Compliance

Embedding compliance into practice life

Zoe Close Practice Management Leave a Comment

“I do compliance on a Friday.” Sound familiar? This is something I have heard time and again while visiting practices during my years in the profession. And, while it’s great that compliance is being done, for it to be done to the standard required and the entire team to have the level of knowledge expected by the CQC, it needs to be part of the everyday practice routine.

But how do you begin ensuring your team understands what is required of each of them and embedding compliance into their normal routine? Below is my advice on how you can do just that and make achieving CQC standards a less burdensome task:

Share knowledge in staff meetings

As a team leader it’s part of your role to know what compliance means for each team member and to police that individuals understand their role and are fulfilling it as a matter of course. If they don’t they are unlikely to see it as just ‘part of the job’.

Monthly staff meetings offer the perfect opportunity to discuss and check that policies and procedures are understood.
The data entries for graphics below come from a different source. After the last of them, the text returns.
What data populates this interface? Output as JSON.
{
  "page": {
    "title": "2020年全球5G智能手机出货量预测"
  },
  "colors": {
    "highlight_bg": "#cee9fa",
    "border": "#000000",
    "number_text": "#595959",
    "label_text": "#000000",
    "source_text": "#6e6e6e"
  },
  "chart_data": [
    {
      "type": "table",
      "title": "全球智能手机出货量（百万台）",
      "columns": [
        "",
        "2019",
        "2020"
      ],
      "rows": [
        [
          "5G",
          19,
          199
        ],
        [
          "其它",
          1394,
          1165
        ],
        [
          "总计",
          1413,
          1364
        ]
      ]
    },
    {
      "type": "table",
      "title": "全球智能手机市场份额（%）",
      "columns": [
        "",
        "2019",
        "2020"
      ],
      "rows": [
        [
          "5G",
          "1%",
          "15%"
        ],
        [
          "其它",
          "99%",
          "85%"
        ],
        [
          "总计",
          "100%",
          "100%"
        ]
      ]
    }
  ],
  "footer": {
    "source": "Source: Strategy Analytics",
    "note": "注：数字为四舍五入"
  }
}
You can also share your knowledge, perhaps by taking one or two requirements and breaking them down into chunks to work through during the meeting.

Have regular mock inspections

Practice makes perfect, so what better way to prepare for a CQC inspection than practising what actually happens. These could form part of a staff meeting or be done on a more ad-hoc basis, and can consist of asking staff the types of questions they might get during an inspection. For example, ask someone to fetch the defibrillator, or the contact details for who to report a safeguarding issue to.

The CQC expects your team to know the answers to questions like this without hesitation, and the easiest way to help them retain this knowledge is by practising.

Observe your team

As well as inspections, carrying out observations of your team is a useful way of ensuring they are carrying out policy requirements, for example in the decontamination room.

This will allow you to confirm that your staff understand and follow the policy, and will also highlight any improvements needed or training requirements within your team.

Write your policy down

Some of your compliance tasks do come down to just one or two people, for example the recruitment process and induction. However, you need to make the process and requirements as transparent and consistent as possible so that in your absence they are easy to adhere to, and again become habitual.

The CQC expect to see a handbook which states the policy and processes in place. So, whilst you may be complying with requirements already and can demonstrate that in action, it must be written down as well.

Use a compliance tool

There is support out there and you could choose to use a compliance tool which can help you to keep track of compliance requirements needed within your practice.

Some of these software applications also enable you to delegate tasks, ensuring compliance remains a team activity. By using a tool, you can make it easier for your staff to carry out their tasks and evidence that they are doing so.

In summary, the key to making sure your staff are involved with compliance as part of their everyday routine is ensuring they fully understand the part they, and their colleagues, play. And the easiest way to do that is to share your knowledge, break it down into bite-size pieces, deliver training – and repeat, and then of course, police that it’s happening.